Не выдержал Борис — и тоже пустился в пляс. Но изображал сначала дела мужицкие, как бы помогая девушке, потом, играя крутыми плечами, сбросил накинутый на них серый пиджак, завертелся волчком, прошелся три раза вприсядку, запрыгал, выбивал «чечетку», точно щелкал каблуками спелые орехи.
Катя старалась переплясать его.
Но дед Наум, заметив это, сказал:
— Ну, хватит резвиться. Хватит, Катька. Давай-ка обедать — и сено копнить. Вон, глядь, туча. Дождь, может, будет.
Катя остановилась. Но не ускользнул от деда Наума ее взор, которым она одарила парня.
Едва успели разделить по жеребьевке копна, над Аловом поднялась черная туча, похожая на вышедшего из берлоги медведя; она поднималась все выше и выше, урчала и рявкала.

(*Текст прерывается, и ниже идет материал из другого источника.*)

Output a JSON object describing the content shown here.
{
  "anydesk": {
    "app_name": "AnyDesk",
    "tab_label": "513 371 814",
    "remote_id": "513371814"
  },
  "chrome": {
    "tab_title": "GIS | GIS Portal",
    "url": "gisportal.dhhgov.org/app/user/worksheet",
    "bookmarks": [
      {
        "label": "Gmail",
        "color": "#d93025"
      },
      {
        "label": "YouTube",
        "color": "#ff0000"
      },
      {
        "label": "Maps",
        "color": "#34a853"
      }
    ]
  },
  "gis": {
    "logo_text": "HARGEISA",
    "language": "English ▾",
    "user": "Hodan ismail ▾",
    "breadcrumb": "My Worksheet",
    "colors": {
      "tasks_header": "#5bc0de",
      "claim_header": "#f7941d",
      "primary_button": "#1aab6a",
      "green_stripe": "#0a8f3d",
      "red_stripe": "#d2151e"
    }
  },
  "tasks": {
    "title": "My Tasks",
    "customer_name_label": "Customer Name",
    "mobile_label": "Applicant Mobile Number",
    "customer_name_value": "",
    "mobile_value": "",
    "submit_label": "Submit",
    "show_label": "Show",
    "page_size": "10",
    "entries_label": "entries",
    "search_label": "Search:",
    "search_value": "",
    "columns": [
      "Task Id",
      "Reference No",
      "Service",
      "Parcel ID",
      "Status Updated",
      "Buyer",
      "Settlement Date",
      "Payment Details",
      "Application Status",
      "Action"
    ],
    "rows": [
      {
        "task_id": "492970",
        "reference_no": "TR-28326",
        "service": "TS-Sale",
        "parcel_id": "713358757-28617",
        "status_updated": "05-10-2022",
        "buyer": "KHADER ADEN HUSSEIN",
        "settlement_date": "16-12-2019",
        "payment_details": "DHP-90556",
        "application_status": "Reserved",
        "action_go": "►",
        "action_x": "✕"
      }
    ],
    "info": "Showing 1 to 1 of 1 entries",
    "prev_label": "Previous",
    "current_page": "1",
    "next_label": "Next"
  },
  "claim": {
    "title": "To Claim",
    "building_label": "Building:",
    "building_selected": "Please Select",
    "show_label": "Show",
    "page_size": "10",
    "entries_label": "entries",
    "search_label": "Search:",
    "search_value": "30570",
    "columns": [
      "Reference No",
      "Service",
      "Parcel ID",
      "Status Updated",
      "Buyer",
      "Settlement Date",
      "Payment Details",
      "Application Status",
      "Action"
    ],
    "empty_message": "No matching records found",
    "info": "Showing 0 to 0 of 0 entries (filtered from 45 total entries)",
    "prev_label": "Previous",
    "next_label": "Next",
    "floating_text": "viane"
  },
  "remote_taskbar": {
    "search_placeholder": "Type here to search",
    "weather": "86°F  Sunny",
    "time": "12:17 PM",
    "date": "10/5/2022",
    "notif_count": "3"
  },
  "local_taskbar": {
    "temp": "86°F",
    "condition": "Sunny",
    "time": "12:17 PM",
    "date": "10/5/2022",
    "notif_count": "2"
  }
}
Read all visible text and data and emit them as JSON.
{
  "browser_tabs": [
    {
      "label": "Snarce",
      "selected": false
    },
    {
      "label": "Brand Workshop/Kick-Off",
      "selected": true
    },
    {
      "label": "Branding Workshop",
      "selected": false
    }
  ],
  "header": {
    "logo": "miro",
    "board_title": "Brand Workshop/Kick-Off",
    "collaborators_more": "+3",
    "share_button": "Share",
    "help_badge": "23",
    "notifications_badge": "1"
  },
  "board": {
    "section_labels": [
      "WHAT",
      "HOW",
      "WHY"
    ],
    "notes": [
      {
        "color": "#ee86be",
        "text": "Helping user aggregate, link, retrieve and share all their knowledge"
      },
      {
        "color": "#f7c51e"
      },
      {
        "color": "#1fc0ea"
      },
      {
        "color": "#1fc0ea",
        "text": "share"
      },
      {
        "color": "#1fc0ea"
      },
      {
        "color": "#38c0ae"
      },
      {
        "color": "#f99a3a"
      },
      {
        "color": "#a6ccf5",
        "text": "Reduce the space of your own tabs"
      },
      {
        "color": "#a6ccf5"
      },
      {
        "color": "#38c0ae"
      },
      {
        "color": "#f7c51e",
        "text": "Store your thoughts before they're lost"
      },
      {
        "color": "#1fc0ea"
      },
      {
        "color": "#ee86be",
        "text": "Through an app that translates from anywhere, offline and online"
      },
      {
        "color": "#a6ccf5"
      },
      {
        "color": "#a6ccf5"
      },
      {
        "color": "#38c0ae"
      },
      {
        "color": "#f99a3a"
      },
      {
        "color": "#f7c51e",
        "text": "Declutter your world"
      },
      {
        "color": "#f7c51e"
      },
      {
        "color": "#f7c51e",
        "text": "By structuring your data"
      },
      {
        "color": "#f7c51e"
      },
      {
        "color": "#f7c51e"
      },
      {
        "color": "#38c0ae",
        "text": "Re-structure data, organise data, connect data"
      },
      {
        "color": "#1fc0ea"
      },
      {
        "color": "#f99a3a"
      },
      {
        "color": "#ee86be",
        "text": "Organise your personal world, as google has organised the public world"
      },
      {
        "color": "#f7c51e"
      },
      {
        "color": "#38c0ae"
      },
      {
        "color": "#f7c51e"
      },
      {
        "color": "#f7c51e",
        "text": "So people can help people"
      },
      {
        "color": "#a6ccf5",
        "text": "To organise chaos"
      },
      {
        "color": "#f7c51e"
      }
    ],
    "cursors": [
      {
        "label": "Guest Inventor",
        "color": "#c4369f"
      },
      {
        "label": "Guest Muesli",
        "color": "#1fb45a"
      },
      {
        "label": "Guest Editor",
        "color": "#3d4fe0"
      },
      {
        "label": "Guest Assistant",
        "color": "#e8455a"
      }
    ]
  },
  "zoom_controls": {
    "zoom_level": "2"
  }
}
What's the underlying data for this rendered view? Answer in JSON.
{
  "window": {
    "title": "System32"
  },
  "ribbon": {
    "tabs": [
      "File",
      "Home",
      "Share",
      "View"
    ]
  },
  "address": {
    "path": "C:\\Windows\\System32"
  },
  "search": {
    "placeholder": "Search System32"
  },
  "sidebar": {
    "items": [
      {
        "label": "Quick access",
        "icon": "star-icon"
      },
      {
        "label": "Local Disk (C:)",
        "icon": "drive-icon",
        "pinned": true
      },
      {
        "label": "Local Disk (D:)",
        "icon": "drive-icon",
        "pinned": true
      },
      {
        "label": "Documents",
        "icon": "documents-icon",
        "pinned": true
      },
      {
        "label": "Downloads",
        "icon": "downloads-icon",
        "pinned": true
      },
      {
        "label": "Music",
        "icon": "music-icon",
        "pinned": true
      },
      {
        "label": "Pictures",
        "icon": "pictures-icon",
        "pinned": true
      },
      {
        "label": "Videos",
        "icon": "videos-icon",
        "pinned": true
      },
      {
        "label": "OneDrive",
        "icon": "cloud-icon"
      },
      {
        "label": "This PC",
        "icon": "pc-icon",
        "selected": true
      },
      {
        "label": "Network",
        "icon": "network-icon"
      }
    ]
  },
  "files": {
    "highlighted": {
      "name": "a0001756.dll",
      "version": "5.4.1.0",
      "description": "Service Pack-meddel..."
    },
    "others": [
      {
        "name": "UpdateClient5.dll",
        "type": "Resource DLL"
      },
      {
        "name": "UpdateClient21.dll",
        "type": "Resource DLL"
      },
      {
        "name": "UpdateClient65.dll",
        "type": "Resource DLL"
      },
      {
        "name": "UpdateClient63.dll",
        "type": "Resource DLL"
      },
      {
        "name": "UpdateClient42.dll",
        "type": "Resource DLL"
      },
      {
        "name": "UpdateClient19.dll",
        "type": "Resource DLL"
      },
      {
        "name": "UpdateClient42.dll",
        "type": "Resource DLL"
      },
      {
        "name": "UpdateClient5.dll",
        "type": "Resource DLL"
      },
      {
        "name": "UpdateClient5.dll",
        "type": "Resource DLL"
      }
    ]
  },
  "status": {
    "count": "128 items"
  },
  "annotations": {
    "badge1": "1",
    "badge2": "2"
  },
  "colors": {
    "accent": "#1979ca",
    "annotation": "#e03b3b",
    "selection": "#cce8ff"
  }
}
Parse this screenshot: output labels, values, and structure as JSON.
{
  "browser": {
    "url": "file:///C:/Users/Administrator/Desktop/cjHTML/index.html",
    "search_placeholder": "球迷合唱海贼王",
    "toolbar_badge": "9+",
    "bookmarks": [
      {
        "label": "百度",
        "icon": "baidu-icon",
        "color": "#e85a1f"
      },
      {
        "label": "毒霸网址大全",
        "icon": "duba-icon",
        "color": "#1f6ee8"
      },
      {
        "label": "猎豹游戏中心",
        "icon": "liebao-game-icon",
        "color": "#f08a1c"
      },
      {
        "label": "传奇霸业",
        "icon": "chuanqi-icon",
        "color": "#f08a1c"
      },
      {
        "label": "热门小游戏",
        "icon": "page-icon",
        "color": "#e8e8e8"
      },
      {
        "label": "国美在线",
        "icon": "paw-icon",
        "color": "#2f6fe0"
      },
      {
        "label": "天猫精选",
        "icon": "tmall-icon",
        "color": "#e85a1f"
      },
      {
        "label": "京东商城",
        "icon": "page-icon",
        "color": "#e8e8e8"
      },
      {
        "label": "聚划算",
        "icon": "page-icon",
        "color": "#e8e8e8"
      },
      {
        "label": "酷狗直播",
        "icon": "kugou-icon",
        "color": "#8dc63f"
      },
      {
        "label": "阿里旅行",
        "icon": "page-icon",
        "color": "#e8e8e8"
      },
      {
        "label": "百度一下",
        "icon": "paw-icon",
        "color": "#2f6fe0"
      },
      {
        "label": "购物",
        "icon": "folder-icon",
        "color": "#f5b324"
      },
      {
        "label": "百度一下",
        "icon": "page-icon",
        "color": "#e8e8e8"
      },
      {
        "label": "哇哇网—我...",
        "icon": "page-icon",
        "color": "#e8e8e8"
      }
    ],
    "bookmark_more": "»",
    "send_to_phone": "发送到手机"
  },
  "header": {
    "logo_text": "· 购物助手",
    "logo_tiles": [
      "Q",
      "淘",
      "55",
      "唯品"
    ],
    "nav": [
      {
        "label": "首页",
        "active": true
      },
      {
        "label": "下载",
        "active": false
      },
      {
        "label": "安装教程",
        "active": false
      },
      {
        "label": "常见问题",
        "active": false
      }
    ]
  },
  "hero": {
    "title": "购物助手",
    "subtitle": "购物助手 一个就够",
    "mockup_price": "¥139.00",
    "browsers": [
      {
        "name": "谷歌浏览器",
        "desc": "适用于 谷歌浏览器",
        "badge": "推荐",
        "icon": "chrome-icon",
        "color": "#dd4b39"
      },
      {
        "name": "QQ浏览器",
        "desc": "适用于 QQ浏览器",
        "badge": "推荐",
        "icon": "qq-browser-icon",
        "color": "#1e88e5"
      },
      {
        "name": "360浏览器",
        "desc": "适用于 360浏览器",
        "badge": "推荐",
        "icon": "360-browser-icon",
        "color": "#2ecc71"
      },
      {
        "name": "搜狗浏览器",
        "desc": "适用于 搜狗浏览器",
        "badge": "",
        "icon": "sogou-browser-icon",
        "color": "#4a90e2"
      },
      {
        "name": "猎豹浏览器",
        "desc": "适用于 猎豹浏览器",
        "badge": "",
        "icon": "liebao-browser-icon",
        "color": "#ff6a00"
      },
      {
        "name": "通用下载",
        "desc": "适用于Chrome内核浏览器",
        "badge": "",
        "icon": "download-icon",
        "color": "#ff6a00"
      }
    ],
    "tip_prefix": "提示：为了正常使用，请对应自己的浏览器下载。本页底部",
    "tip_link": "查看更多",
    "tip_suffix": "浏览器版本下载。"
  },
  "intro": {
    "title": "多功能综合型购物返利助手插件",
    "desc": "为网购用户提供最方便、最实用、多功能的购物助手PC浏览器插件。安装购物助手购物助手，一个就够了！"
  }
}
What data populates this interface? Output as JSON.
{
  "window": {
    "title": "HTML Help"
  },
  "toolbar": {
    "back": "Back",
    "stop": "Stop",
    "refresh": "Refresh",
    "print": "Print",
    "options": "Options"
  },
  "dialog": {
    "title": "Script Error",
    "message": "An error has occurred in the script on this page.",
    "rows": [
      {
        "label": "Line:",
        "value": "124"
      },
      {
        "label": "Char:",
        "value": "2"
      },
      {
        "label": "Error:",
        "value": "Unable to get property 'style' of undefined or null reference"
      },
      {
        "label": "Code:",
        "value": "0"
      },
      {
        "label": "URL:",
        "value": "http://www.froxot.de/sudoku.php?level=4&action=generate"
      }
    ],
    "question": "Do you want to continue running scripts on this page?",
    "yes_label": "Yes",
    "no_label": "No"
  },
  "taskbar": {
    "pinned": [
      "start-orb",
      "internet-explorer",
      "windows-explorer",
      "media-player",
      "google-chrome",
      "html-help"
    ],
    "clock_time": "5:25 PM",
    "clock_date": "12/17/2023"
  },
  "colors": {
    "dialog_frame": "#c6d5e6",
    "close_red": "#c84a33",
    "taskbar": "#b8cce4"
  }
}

Люди старались опередить неотвратимый ливень — быстрее прежнего метали в стога копны. От края до края весь выкошенный луг стал похож на кипящий муравейник. Смех, крики, грохот пустых сноповозок, лошадиное ржание — все эти звуки слились и как бы повисли между землей и тучей.
Раздевшись по пояс, Борис помогал отцу, брату Мите и сестре Груне. И постоянно ловил себя на том, что невольно оглядывается в ту сторону, где работают Латкаевы, — изредка видел Катю… И думал о ней. Красивая… А если посвататься? Наум-то Латкаев — первый богатей в Алове… Откажут. А сама-то она?.. Согласилась бы?..
Зеленым дымом поднялись вихри пыли. Озорной ветер обнимал баб и девок, шептал на уши незнамо что, бесцеремонно дергал за подолы юбок и сарафанов.
— Вай, нашел время озоровать, — говорила о ветре Таня Нужаева. — Работать воли не дает. —
— Тише ты. Орешь как оглашенная.
— А чего краснеешь? Понравилась она тебе? Хочешь, сведу вас вечером, потолкуете… Только ты того, не лезь к ней. Она, знаешь, ух какая сильная! Ручка, знаешь, у нее тяжелая. Один такой полез, да она — раз-раз — и нос в лепешку. Ух, как отделала!
— Меня не отделает.
— Поживем — увидим. Ей наш Витюшка когда-то нравился.
— Разонравился?
— Молчальник он, Витька-то. Уж очень стеснительный. Я их сведу, а они — в молчанки играют, Витька будто гирю на язык вешает. Даже в глаза ей не взглянет… А Катька — она смелых любит. Несмелый, что квелый.
— И меня таким считает?
— Откуда мне знать? — Таня засмеялась. — Ты у нее спроси. Мне вот тоже несмелые не нравятся…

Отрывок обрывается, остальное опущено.